Tüm bu sözler senindi, sessizlik yalnızca benim.

.
.
.
(...)
Sarı saçlı kadının gülümsemesi.
Başıma dayanmış silah.
Kardeşimin yüzündeki morluklar.
Kardeşimi kucağında taşıyarak getiren adamın üstündeki gerginlik.
Diğer iki kişinin üstümdeki bakışları.

Onlar da biliyordu, bu iş artık bambaşka boyuta gidiyordu.

Hayır, bu ufak bir yanlış anlaşılma denilip, geçiştirilecek bir kaçırılma değildi.

Artık değildi.

🤍

Bazı anlarım oluyordu ki kimsenin yüzüne bakamıyordum suçlu benmişim gibi, tüm bu utanılacak şeyleri yapan benmişim gibi.

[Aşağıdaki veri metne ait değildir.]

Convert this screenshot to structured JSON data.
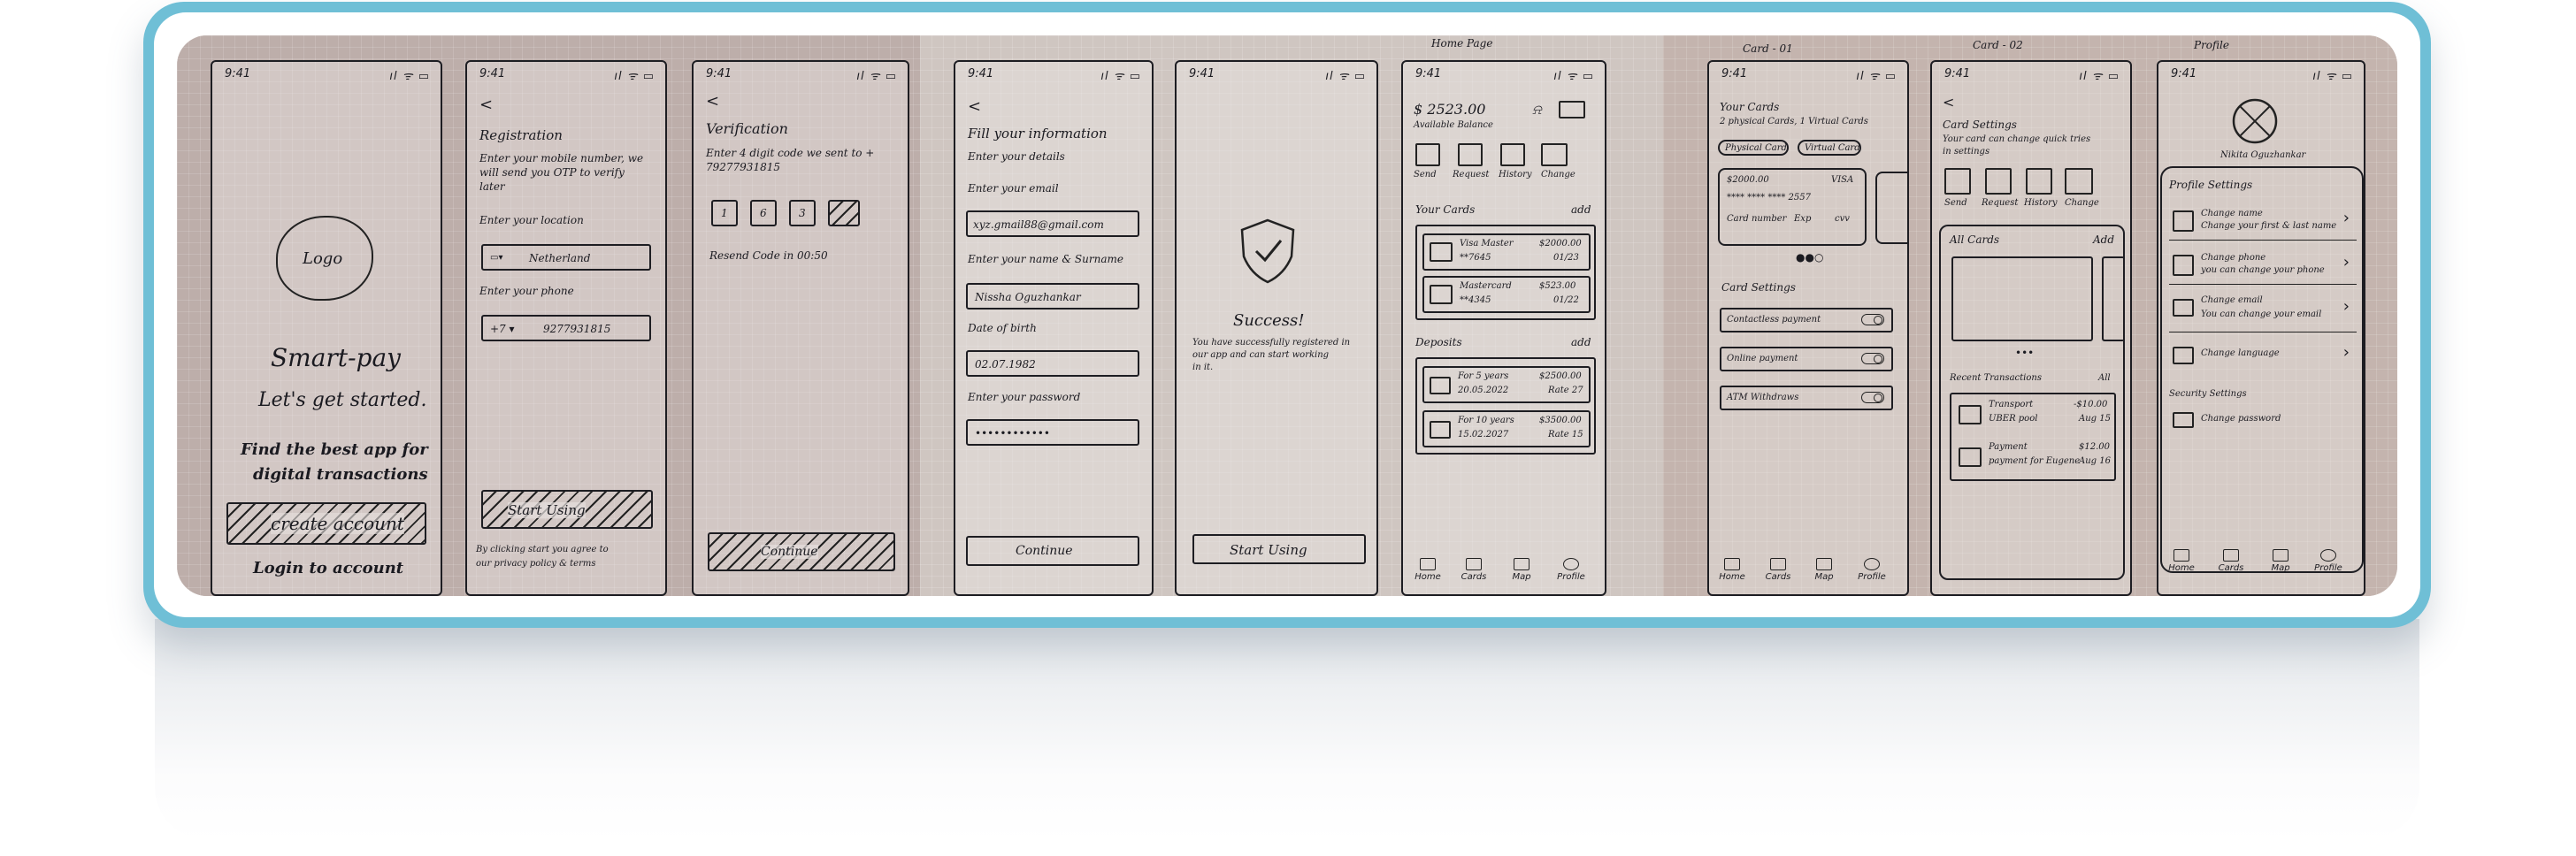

Onların adına utandığım için miydi yoksa gerçekten suçlu muydum varlığımdan dolayı?
Hâlâ yanıt alamamıştım bu soruma.

Yine öyleydi, bakışlarım sadece silahtaydı. Başka yere bakamıyordum. Az önceki halimden eser kalmamıştı. Her şey çok kötü bir şekilde karışmıştı. Beklediğim kesinlikle bu değildi.

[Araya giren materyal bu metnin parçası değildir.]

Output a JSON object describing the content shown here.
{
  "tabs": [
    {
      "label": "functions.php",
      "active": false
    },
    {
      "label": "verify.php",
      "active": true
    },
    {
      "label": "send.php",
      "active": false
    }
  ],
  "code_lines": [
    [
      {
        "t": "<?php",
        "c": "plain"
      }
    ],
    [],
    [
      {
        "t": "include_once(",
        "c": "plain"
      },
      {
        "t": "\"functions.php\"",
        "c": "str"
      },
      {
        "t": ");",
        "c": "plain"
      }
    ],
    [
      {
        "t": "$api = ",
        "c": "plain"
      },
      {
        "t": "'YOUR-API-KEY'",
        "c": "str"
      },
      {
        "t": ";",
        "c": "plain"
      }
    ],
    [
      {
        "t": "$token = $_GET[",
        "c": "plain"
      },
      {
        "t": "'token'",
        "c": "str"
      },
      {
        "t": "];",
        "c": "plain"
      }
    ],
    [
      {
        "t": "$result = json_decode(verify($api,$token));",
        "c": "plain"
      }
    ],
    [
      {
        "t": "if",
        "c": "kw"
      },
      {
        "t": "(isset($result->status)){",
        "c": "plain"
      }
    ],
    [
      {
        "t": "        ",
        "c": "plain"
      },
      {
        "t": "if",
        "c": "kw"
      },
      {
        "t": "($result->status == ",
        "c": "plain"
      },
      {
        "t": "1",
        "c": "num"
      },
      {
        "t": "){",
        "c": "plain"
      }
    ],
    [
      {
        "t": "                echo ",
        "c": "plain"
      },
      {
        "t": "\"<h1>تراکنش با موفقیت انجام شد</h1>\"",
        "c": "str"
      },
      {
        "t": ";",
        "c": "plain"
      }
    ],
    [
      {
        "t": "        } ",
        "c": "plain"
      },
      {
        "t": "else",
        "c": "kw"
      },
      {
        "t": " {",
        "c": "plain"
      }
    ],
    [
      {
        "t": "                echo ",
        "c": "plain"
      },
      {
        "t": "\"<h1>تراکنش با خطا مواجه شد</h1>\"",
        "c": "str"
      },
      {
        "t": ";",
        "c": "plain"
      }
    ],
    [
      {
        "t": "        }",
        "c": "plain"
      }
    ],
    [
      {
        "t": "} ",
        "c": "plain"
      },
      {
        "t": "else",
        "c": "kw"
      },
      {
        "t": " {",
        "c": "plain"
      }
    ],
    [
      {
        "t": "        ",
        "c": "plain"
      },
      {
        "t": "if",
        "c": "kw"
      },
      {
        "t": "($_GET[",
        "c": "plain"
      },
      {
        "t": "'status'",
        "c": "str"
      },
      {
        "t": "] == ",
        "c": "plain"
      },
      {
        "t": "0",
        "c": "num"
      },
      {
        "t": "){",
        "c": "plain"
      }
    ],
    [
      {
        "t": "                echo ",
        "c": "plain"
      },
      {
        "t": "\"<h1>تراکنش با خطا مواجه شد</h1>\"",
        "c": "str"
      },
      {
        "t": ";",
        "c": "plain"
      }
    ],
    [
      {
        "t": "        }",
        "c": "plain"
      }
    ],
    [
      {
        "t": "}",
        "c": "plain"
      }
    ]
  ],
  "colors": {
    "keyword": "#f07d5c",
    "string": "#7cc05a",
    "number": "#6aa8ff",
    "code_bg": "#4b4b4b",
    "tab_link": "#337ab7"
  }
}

Kardeşim baygındı, öyle olmasa bile yüzüne bakabilir miydim emin değildim.

- Sence de baban gibi birinin böyle cesur bir çocuk yetiştirmesi aşırı iyi değil mi?

Sarı saçlı kızın konuşmasıyla kısa süreliğine kızın gözlerine diktikten sonra diğerlerinde gezdirdim bakışlarımı. Hepsi bir kelime etmemi bekliyor olmalıydı.

Üzgünüm, üzgünüm, üzgünüm.
Ben böyleydim, hiçbir zaman istekleri yerine getirebilen kişi olamamıştım.

Yutkunarak istediklerini vermeyeceğimi belirtir şekilde tekrar eski konumuma geçip sırtımı duvara yasladım. Bakışlarım yerde değildi bu seferde, direk onlardaydı.

Cüsseli olan erkek konuşmayacağımı anladığı için miydi ya da başka bir sebepten miydi bilmiyorum ancak dışarıya doğru yönelmişti ve çıkarken fısıltı şeklinde ama tane tane konuşarak diğer oğlana bir şeyler söylemişti. Tek duyduğum "3 numara" diye bir seslenme biçimi kullanmış olmasıydı.

Bu iki kisi o gece orda olanlardı.
O gece kardeşimi araca götüren kişi 3 numaraydı ve beni bayıltıp -tahminimce beni götüren kişi- o cüsseli olan adamdı.

Dediklerini tam olarak duymamıştım ancak denilen her neyse 3 numara dedikleri adam, kardeşime yönelip onu çıkarmak için kucağına almıştı. Tekrar kalkma girişiminde bulunsam da yanımdaki kız varlığını belli eder şekilde silahı tekrar kafama yasladı.

Kadının gözlerine bakarak tekrar arkaya yaslanırken kadına istemsiz göz devirmiştim ve kadın bunu görünce gülümsemesini genişletmişti.

Farkında değillerdi.

Hala kimse ciddiyetin farkında değildi. Bu yaptıkları onlara çok büyük patlayacaktı. Babam, kardeşim için kıyameti koparırdı ki büyük ihtimalle de öyle oluyordu. Bizi bulmaları uzun süremezdi. Hala neyin ciddiyetsizliğiydi bu?

.
.
.

Saatlerdir tektim. Bu rahat hissettirmişti çünkü kalabalığa alışkın değildim. Yanımda duran kişiler konuşmuyor olsa bile rahatsız hissediyordum istemsiz.
Öyle alışmıştım çünki.

Ancak tam şu an her şey istediğim gibiydi.

Yalnızdım ve istediğim şekilde hareket edebilirdim, o ya da şu beni sorgulayacak mı diye düşünmem gerekmiyordu.
Şu anki durum içinde de beni gözetleyecek kimse yoktu.